I packed up my life (that which I could fit into my car, anyway) and headed out for the unknown.
I am still lost & trying to figure out what EXACTLY I am supposed to be doing, all I can really get from anyone is that I need to register about 12,750 new voters by October 1st, here in Clark County...so however I choose to meet those numbers is up to me.
My co-worker, Jen & I have started working on some different ideas- this coming Monday we are throwing a HUGE Free BBQ, where we will focus on new home developments & new voter registration. Things are a bit crazy- we have to do a 2,000 piece lit drop by tomorrow am. It's about 102 degrees outside right now, so we've decided to put that off until tonight.

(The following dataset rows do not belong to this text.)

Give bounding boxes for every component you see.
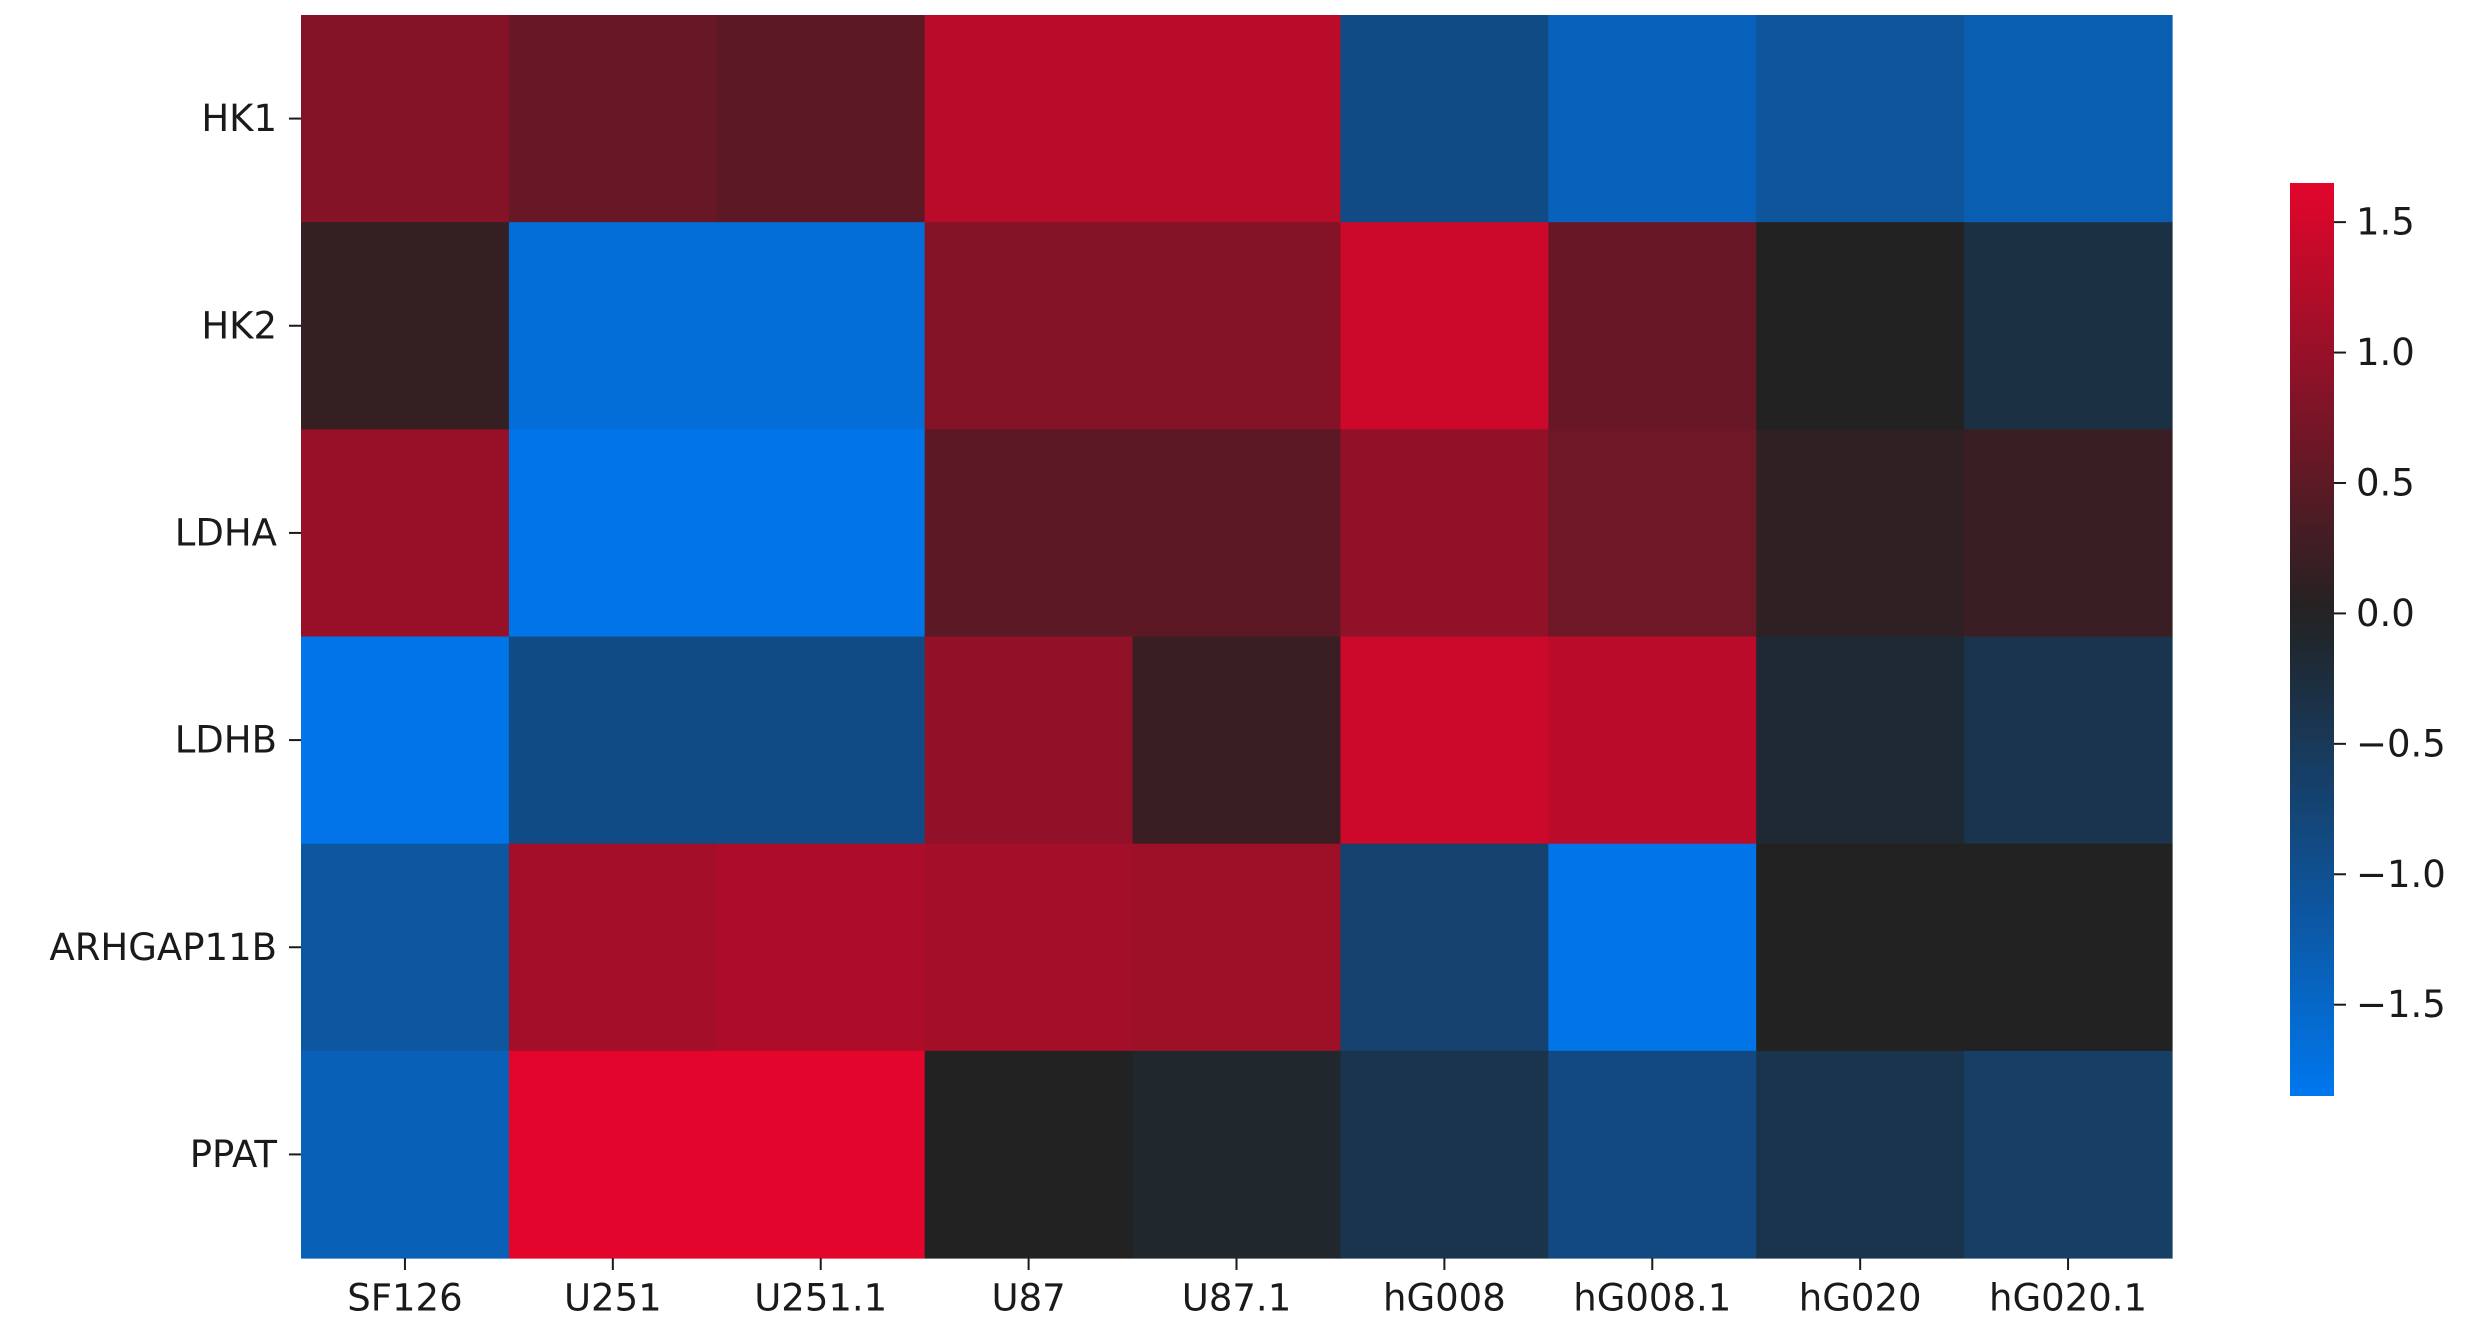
heatmap-cell: [1964, 429, 2173, 638]
colorbar-tick-label: 0.5: [2356, 461, 2415, 504]
heatmap-cell: [1548, 636, 1757, 845]
heatmap-cell: [1340, 429, 1549, 638]
heatmap-cell: [1756, 429, 1965, 638]
heatmap-cell: [508, 843, 718, 1052]
column-label: hG008: [1383, 1277, 1506, 1320]
heatmap-cell: [1132, 1050, 1342, 1259]
heatmap-cell: [1548, 1050, 1757, 1259]
heatmap-cell: [1548, 15, 1757, 223]
heatmap-cell: [1964, 843, 2173, 1052]
heatmap-cell: [716, 636, 926, 845]
heatmap-cell: [508, 1050, 718, 1259]
heatmap-cell: [1132, 636, 1342, 845]
row-label: LDHA: [175, 511, 277, 554]
column-label: SF126: [347, 1277, 462, 1320]
heatmap-cell: [301, 843, 510, 1052]
heatmap-cell: [301, 222, 510, 430]
row-label: ARHGAP11B: [49, 926, 277, 969]
colorbar-tick-label: −1.5: [2356, 983, 2446, 1026]
colorbar-tick-label: −1.0: [2356, 853, 2446, 896]
column-label: U87: [992, 1277, 1066, 1320]
heatmap-cell: [716, 15, 926, 223]
heatmap-cell: [1548, 222, 1757, 430]
colorbar: 1.5 1.0 0.5 0.0 −0.5 −1.0 −1.5: [2290, 183, 2446, 1096]
row-label: HK1: [201, 97, 277, 140]
heatmap-cell: [1964, 1050, 2173, 1259]
heatmap-cell: [1340, 843, 1549, 1052]
heatmap-cell: [1964, 15, 2173, 223]
heatmap-cell: [508, 429, 718, 638]
heatmap-cell: [1340, 636, 1549, 845]
heatmap-cell: [924, 222, 1134, 430]
heatmap-cell: [1964, 636, 2173, 845]
heatmap-cell: [1548, 429, 1757, 638]
row-labels: HK1 HK2 LDHA LDHB ARHGAP11B PPAT: [49, 97, 301, 1176]
row-label: PPAT: [190, 1133, 278, 1176]
heatmap-cell: [716, 1050, 926, 1259]
heatmap-cell: [1340, 222, 1549, 430]
colorbar-tick-label: 0.0: [2356, 592, 2415, 635]
heatmap-cell: [1756, 636, 1965, 845]
heatmap-cell: [1132, 15, 1342, 223]
colorbar-tick-label: 1.0: [2356, 331, 2415, 374]
heatmap-cell: [1340, 1050, 1549, 1259]
column-label: U251.1: [754, 1277, 887, 1320]
heatmap-cell: [1132, 843, 1342, 1052]
heatmap-cell: [716, 429, 926, 638]
heatmap-cell: [924, 429, 1134, 638]
heatmap-cell: [1132, 429, 1342, 638]
heatmap-cell: [508, 636, 718, 845]
heatmap-cell: [924, 636, 1134, 845]
heatmap-cell: [716, 843, 926, 1052]
heatmap-cell: [1756, 1050, 1965, 1259]
heatmap-cell: [924, 1050, 1134, 1259]
heatmap-cell: [716, 222, 926, 430]
column-label: U251: [564, 1277, 662, 1320]
column-labels: SF126 U251 U251.1 U87 U87.1 hG008 hG008.1 hG020…: [347, 1258, 2147, 1320]
heatmap-cell: [1756, 222, 1965, 430]
heatmap-cell: [1756, 843, 1965, 1052]
heatmap-cell: [1964, 222, 2173, 430]
heatmap-cell: [1756, 15, 1965, 223]
column-label: hG008.1: [1573, 1277, 1731, 1320]
column-label: U87.1: [1182, 1277, 1291, 1320]
colorbar-tick-label: 1.5: [2356, 201, 2415, 244]
row-label: LDHB: [175, 719, 277, 762]
heatmap-cell: [924, 15, 1134, 223]
heatmap-cell: [508, 222, 718, 430]
column-label: hG020: [1799, 1277, 1922, 1320]
colorbar-tick-label: −0.5: [2356, 722, 2446, 765]
heatmap-cell: [1132, 222, 1342, 430]
heatmap-cell: [508, 15, 718, 223]
heatmap-cell: [1340, 15, 1549, 223]
column-label: hG020.1: [1989, 1277, 2147, 1320]
colorbar-gradient: [2290, 183, 2334, 1096]
heatmap-cell: [301, 636, 510, 845]
heatmap-cell: [301, 429, 510, 638]
heatmap-cells: [301, 15, 2173, 1259]
heatmap-cell: [301, 1050, 510, 1259]
heatmap-cell: [301, 15, 510, 223]
heatmap-cell: [924, 843, 1134, 1052]
heatmap-cell: [1548, 843, 1757, 1052]
row-label: HK2: [201, 304, 277, 347]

Now for the exciting stuff...
I spent most of the day crying on Sunday, and an even greater part of the day on Monday I was hysterical. Tuesday I pulled it together & decided that my President needed me, and that is why I am here. It was time to suck it up, pull myself up by the bootstraps, and get on with it.
So even though I am lonely and afraid (and really don't know my way around, and get lost quite frequently) things are getting better. I figure if I can make it a whole 6 hours without crying, its a good day :) -so to say the least, this has been one of those things that if not for the love & support of my family & friends, and my passion for making America a better place & standing behind a leader that I believe God has placed here for this time...I doubt that I would be here.
So, if I can give up my life and move away from everyone that I know just to make sure that W is in office for another 4 years...what can YOU do to help re-elect YOUR President?